With a fellow community member being charged in relation to her child’s gruesome killing, Vidal said that she has been the subject of much scrutiny.
“People blame me for a whole lot of things that I didn’t know about. Mi always talk seh dem give me wah big basket fi carry water. I had four of them with no father figure, so I had to work. I worked on every construction site you can think of,” she said.
Word quickly got around that young Tianna allegedly had a personal relationship with the accused man, Vidal said.
“I heard that when me gone work the man used to come at the fence and pass things to her. It was when she passed away that I heard all of that.

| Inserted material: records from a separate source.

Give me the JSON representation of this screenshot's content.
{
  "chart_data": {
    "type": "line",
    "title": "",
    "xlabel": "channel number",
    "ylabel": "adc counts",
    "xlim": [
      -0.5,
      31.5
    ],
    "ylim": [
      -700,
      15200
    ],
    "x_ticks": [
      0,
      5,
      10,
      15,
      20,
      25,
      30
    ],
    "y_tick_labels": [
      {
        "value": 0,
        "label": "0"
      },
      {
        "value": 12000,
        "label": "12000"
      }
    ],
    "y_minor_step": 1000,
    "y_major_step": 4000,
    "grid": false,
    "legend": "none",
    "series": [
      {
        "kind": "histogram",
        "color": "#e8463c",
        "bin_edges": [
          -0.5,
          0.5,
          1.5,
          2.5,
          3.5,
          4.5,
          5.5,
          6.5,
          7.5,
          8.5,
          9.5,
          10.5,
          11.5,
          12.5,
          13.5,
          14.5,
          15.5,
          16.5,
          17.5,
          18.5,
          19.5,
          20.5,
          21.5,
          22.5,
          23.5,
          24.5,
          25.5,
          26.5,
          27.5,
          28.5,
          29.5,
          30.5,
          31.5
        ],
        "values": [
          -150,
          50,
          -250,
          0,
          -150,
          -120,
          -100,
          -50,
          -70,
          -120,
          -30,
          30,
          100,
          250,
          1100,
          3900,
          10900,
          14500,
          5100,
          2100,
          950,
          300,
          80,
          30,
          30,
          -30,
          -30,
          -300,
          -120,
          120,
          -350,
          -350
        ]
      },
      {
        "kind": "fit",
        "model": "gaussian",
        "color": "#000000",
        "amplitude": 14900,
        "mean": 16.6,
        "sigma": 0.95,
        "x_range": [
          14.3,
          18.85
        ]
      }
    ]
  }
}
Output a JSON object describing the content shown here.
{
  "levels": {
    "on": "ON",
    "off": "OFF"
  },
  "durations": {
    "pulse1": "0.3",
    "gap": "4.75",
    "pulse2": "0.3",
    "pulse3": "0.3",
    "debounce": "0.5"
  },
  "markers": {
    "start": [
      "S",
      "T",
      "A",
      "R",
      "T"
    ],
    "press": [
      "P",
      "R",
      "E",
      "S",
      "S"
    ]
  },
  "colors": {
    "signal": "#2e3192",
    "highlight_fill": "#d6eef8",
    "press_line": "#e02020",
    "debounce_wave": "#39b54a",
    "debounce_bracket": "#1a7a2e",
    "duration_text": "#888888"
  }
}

Her friends at school said she used to carry a lot of money and mi know a nuh me did a give it to her. But dem seh mi did know,” the mother said.
While the murder of her young daughter remains unsolved, Vidal is hoping for the day that Tianna’s killer is convicted in court.
“Mi just a try brush of myself. If anybody could turn the hands of time mi would just want back mi daughter because I think about that all the time,” she said.
“Who did it should look into themself because I know they have a mom and sisters, so they shouldn’t have done that to my daughter,” Vidal added.
Sunday Observer checks revealed that the accused man will be back in court on September 20, 2022.